- #1

Byeonggon Lee

- 14

- 2

**Hi I'm currently doing 'integral by substitution' part in a book.**

Although it is integral by substitution part, some exercises are solved using reduction of fraction and integral, without substitution.

(Actually I can't solve some exercises if I use substitution and the book's explanation also doesn't use substitution)

By the way I'm stuck with this exercise:

##\int \frac{2x+6}{(x-1)(x+1)^2} dx##

I tried to use substitution but that makes the problem more complicated and I can't also use reduction of fraction.

So I looked up the book's explanation, the book solved this problem in a weird way :

##

\frac{2x+6}{(x-1)(x+1)^2}

= \frac{a}{x-1} + \frac{b}{x+1} + \frac{c}{(x+1)^2}

=\frac{a(x+1)^2+b(x-1)(x+1)+c(x-1)}{(x-1)(x+1)^2}

##

##

2x+6 = (a+b)x^2+(2a+c)x+a-b-c

##

##

a+b=0, 2a+c=2, a-b-c=6

##

##

a=2,b=-2,c=-2

##

##

\int \frac{2x+6}{(x-1)(x+1)^2} dx = \int (\frac{2}{x-1}-\frac{2}{x+1}-\frac{2}{(x+1)^2})dx

##

##

=2\ln|x-1|-2\ln|x+1|+\frac{2}{x+1}+C

##

The book didn't introduced technique like this.

And I feel unnatural and not intuitive about its process because..

Who would imagine to split the expression

##

\frac{2x+6}{(x-1)(x+1)^2}

##

into

##

\frac{a}{x-1} + \frac{b}{x+1} + \frac{c}{(x+1)^2}

##

I can't even use only a, b instead of a, b, c:

##

\frac{2x+6}{(x-1)(x+1)^2} = \frac{a}{x-1}+\frac{b}{x+1}=\frac{a(x+1)^2+b(x^2-1)}{(x-1)(x+1)^2}=\frac{(a+b)x^2+2ax+a-b}{(x-1)(x+1)^2}

##

##

a+b=0, 2a=2,a-b=6

##

And that is contradiction 'a' should be 1 because 2a=2

and b should be -5 because a-b=6

but that doesn't make a+b=0

I don't know why this doesn't work.

So my question is

1. why last thing (use only a, b instead of a, b, c) doesn't work?

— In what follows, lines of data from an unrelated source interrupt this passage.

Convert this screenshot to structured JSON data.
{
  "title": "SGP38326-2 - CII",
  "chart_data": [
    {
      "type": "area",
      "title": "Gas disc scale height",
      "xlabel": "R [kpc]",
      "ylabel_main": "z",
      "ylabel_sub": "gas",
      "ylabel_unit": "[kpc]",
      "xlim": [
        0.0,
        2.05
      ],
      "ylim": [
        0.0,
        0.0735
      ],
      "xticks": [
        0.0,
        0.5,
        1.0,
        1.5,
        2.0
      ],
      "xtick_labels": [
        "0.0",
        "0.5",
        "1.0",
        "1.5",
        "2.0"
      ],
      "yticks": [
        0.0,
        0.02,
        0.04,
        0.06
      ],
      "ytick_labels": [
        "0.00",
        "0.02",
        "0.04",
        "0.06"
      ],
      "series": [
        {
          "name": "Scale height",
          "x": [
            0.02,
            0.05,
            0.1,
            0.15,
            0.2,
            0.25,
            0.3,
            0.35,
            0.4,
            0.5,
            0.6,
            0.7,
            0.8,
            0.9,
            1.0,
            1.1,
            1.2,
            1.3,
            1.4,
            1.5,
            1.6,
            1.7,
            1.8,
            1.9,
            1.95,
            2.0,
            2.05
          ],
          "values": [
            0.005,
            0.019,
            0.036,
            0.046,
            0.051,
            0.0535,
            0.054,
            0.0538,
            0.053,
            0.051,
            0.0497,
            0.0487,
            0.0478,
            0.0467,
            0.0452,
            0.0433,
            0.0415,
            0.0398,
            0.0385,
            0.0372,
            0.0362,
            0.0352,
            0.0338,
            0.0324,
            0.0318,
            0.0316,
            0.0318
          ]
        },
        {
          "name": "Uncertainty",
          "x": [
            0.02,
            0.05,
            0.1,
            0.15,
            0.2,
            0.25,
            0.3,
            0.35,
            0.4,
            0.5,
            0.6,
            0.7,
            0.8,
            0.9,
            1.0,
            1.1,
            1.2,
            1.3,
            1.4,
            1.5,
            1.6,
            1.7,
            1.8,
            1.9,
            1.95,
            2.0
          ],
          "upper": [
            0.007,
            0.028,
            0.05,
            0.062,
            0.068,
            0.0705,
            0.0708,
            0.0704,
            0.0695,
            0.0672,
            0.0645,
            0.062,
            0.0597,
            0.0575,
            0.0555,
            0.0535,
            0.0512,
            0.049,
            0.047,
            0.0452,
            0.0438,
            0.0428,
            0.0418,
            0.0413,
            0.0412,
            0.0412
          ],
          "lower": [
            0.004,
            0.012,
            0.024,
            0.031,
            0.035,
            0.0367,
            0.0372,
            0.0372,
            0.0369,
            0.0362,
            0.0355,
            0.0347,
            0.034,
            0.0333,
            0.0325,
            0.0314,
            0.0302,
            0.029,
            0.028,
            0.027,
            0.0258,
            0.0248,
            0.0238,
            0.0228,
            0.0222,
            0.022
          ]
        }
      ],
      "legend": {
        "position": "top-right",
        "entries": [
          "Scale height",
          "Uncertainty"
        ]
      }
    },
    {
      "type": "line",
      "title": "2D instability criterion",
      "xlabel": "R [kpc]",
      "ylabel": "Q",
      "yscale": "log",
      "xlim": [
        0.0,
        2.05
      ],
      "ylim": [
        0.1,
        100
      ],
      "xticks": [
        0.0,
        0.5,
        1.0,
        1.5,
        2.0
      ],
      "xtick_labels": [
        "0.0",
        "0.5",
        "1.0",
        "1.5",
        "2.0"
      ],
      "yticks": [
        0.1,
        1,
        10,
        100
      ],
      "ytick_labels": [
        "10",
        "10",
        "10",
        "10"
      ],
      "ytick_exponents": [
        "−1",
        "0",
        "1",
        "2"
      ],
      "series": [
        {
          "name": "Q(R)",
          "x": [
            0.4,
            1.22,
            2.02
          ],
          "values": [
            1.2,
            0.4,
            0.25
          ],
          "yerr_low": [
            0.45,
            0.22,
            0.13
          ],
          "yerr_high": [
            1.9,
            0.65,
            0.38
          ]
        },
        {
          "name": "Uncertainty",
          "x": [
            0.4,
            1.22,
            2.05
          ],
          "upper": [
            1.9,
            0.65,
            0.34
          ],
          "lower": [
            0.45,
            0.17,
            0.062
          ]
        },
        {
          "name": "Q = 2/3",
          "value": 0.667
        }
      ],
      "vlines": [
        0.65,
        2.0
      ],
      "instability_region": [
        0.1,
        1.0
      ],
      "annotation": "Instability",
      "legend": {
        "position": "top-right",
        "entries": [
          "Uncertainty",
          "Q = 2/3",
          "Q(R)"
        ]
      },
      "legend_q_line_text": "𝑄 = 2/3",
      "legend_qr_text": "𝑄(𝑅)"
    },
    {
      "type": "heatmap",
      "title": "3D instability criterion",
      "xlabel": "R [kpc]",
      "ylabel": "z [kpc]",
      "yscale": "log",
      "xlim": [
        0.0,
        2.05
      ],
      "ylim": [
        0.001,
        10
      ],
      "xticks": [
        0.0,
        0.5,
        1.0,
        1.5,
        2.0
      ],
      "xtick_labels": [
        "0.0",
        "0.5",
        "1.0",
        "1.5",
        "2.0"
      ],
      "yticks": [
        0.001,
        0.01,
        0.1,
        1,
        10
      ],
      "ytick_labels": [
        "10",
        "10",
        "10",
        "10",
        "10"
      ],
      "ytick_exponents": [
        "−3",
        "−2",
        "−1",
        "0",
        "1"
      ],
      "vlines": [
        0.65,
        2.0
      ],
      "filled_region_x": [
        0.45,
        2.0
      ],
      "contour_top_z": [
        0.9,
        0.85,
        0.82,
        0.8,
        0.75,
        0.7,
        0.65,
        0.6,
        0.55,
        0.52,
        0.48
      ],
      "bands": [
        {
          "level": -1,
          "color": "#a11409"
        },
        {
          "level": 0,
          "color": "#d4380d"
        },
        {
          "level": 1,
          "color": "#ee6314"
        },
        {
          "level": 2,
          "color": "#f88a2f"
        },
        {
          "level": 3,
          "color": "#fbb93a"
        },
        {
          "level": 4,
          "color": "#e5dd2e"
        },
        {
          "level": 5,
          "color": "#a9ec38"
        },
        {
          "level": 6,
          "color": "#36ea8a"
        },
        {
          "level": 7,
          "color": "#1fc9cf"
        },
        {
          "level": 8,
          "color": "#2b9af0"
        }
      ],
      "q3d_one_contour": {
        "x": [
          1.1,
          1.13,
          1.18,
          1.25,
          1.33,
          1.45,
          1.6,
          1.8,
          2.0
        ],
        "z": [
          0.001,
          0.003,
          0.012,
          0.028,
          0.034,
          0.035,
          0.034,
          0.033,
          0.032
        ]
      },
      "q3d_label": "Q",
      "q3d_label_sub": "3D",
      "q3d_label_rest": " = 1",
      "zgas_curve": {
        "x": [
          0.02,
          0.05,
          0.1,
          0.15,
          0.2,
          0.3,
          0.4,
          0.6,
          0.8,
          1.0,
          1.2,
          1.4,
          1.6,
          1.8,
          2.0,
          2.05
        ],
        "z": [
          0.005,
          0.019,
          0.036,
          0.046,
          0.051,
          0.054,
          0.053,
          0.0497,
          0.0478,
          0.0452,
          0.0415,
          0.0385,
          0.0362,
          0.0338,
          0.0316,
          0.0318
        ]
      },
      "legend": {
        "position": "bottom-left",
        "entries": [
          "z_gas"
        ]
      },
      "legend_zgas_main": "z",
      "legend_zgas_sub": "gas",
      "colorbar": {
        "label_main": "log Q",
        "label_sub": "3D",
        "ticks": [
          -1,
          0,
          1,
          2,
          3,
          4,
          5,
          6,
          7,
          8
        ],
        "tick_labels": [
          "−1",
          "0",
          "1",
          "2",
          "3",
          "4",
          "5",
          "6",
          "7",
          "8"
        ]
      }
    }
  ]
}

2. How can I think this way immediately when I see an exercise like this? Is this technique frequently used?? and how can I think to split the expression into exactly a,b,c, not a, b

split the expression

##

\frac{2x+6}{(x-1)(x+1)^2}

##

into

##

\frac{a}{x-1} + \frac{b}{x+1} + \frac{c}{(x+1)^2}

##

Thanks for reading.